As you might know by now that there are three important components in any Reinforcement Learning problem: Rewards, States and Actions. The first is a scalar quantity and theoretically the latter two can either be discrete or continuous. The convergence proofs and analyses of the various algorithms are easier to understand for the discrete case and also the corresponding algorithms are easier to code. That is one of the reasons, most introductory material focuses on them.
Having said that, it should be interesting to note that the early research on Reinforcement Learning actually focussed on continuous state representations. It was only in the the 90s since the literature started representing all the standard algorithms for discrete spaces as we had a lot of proofs for them.
Finally, if you noticed carefully, I said continuous states only. Mapping continuous states and continuous actions is hard. Nevertheless, we do have some solutions for now. But it is an active area of Research in RL.
This paper by Sutton from '98 should be a good start for your exploration!
Reinforcement learning does not depend on a grid world.
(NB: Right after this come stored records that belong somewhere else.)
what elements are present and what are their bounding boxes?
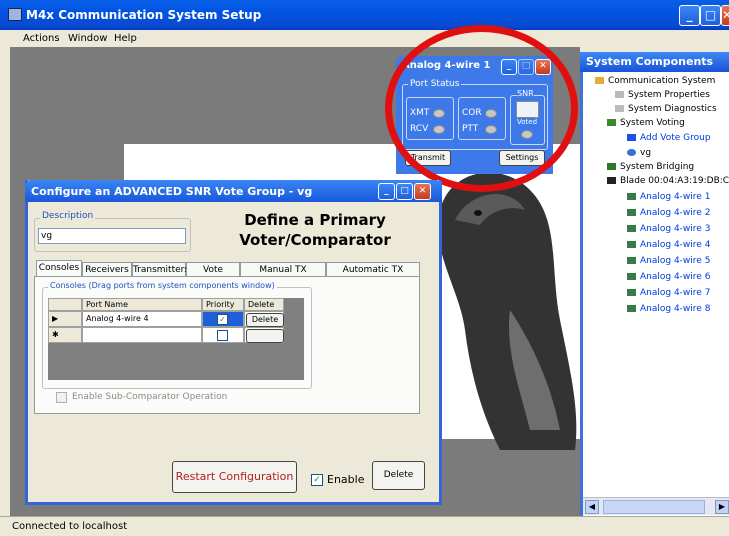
components-hscrollbar[interactable]: ◀ ▶ <box>583 497 729 515</box>
network-icon <box>595 77 604 84</box>
tree-item-system-diagnostics[interactable]: System Diagnostics <box>615 103 717 115</box>
tree-item-system-properties[interactable]: System Properties <box>615 89 710 101</box>
scroll-left-icon[interactable]: ◀ <box>585 500 599 514</box>
blade-icon <box>607 177 616 184</box>
table-row-port-name[interactable]: Analog 4-wire 4 <box>82 311 202 327</box>
vote-group-icon <box>627 149 636 156</box>
tree-item-system-voting[interactable]: System Voting <box>607 117 685 129</box>
menu-help[interactable]: Help <box>114 33 137 44</box>
maximize-button[interactable]: □ <box>700 5 721 26</box>
configure-title: Configure an ADVANCED SNR Vote Group - v… <box>31 185 313 198</box>
port-icon <box>627 193 636 200</box>
highlight-circle <box>385 25 578 192</box>
add-icon <box>627 134 636 141</box>
priority-checkbox[interactable]: ✓ <box>217 314 228 325</box>
col-port-name: Port Name <box>82 298 202 311</box>
port-icon <box>627 257 636 264</box>
properties-icon <box>615 91 624 98</box>
heading-line1: Define a Primary <box>244 211 386 229</box>
tree-item-analog-7[interactable]: Analog 4-wire 7 <box>627 287 710 299</box>
scroll-thumb[interactable] <box>603 500 705 514</box>
components-tree: Communication System System Properties S… <box>585 75 729 495</box>
new-row-priority-cell <box>202 327 244 343</box>
configure-minimize-button[interactable]: _ <box>378 183 395 200</box>
tree-item-analog-2[interactable]: Analog 4-wire 2 <box>627 207 710 219</box>
statusbar: Connected to localhost <box>0 516 729 536</box>
new-priority-checkbox[interactable] <box>217 330 228 341</box>
menu-window[interactable]: Window <box>68 33 107 44</box>
bridge-icon <box>607 163 616 170</box>
port-icon <box>627 225 636 232</box>
col-delete: Delete <box>244 298 284 311</box>
configure-close-button[interactable]: ✕ <box>414 183 431 200</box>
menubar <box>0 30 729 46</box>
col-priority: Priority <box>202 298 244 311</box>
tree-item-analog-1[interactable]: Analog 4-wire 1 <box>627 191 710 203</box>
row-header-corner <box>48 298 82 311</box>
components-titlebar: System Components <box>580 52 729 72</box>
close-button[interactable]: ✕ <box>721 5 729 26</box>
main-titlebar: M4x Communication System Setup _ □ ✕ <box>0 0 729 30</box>
tree-item-vg[interactable]: vg <box>627 147 651 159</box>
tree-item-system-bridging[interactable]: System Bridging <box>607 161 694 173</box>
tree-item-analog-6[interactable]: Analog 4-wire 6 <box>627 271 710 283</box>
enable-checkbox[interactable]: ✓ <box>311 474 323 486</box>
tree-item-blade[interactable]: Blade 00:04:A3:19:DB:C4 <box>607 175 729 187</box>
tab-transmitters[interactable]: Transmitters <box>132 262 189 277</box>
tree-item-analog-3[interactable]: Analog 4-wire 3 <box>627 223 710 235</box>
tree-item-analog-5[interactable]: Analog 4-wire 5 <box>627 255 710 267</box>
port-icon <box>627 209 636 216</box>
sub-comparator-checkbox[interactable] <box>56 392 67 403</box>
heading-line2: Voter/Comparator <box>239 231 391 249</box>
new-row-delete-button[interactable] <box>246 329 284 343</box>
minimize-button[interactable]: _ <box>679 5 700 26</box>
diagnostics-icon <box>615 105 624 112</box>
row-delete-button[interactable]: Delete <box>246 313 284 327</box>
app-title: M4x Communication System Setup <box>26 8 262 22</box>
new-row-delete-cell <box>244 327 284 343</box>
components-title: System Components <box>586 55 714 68</box>
tree-item-communication-system[interactable]: Communication System <box>595 75 715 87</box>
tree-item-add-vote-group[interactable]: Add Vote Group <box>627 132 711 144</box>
table-row-delete-cell: Delete <box>244 311 284 327</box>
voting-icon <box>607 119 616 126</box>
tree-item-analog-8[interactable]: Analog 4-wire 8 <box>627 303 710 315</box>
tab-receivers[interactable]: Receivers <box>82 262 132 277</box>
restart-configuration-button[interactable]: Restart Configuration <box>172 461 297 493</box>
delete-group-button[interactable]: Delete <box>372 461 425 490</box>
new-row-port-name[interactable] <box>82 327 202 343</box>
tab-vote-timers[interactable]: Vote Timers <box>186 262 240 289</box>
tab-manual-tx-steering[interactable]: Manual TX Steering <box>240 262 326 289</box>
scroll-right-icon[interactable]: ▶ <box>715 500 729 514</box>
status-text: Connected to localhost <box>12 521 128 532</box>
description-label: Description <box>40 211 96 221</box>
table-row-priority-cell: ✓ <box>202 311 244 327</box>
enable-label: Enable <box>327 473 365 486</box>
sub-comparator-label: Enable Sub-Comparator Operation <box>72 392 228 402</box>
new-row-marker: ✱ <box>48 327 82 343</box>
consoles-group-label: Consoles (Drag ports from system compone… <box>48 281 277 290</box>
port-icon <box>627 305 636 312</box>
menu-actions[interactable]: Actions <box>23 33 60 44</box>
port-icon <box>627 289 636 296</box>
tab-automatic-tx-steering[interactable]: Automatic TX Steering <box>326 262 420 289</box>
configure-maximize-button[interactable]: □ <box>396 183 413 200</box>
tree-item-analog-4[interactable]: Analog 4-wire 4 <box>627 239 710 251</box>
description-input[interactable] <box>38 228 186 244</box>
app-icon <box>8 8 22 21</box>
port-icon <box>627 273 636 280</box>
row-marker: ▶ <box>48 311 82 327</box>
port-icon <box>627 241 636 248</box>
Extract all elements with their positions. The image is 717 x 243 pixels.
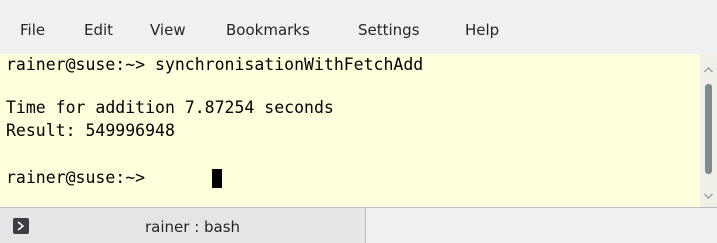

It can be applied to any space of possibilities where there is a "fitness function" that maps between points in the space to a fitness metric.
Topological spaces have a formally-defined "neighborhoods" but do not necessarily conform to a grid or any dimensional representation. In a topological space, the only way to get from "here" to "there" is via some "paths" which are sets of contiguous neighborhoods. Continuous fitness functions can be defined over topological spaces.
For what it is worth, reinforcement learning is not the be-all-end-all (family of) learning algorithms in fitness landscapes. In a sufficiently rugged fitness landscape, other learning algorithms can perform better. Also, if there are regions of the space where there are no well-defined fitness function at a given point in time, it may be indeterminate as to what learning algorithms are optimal, if any.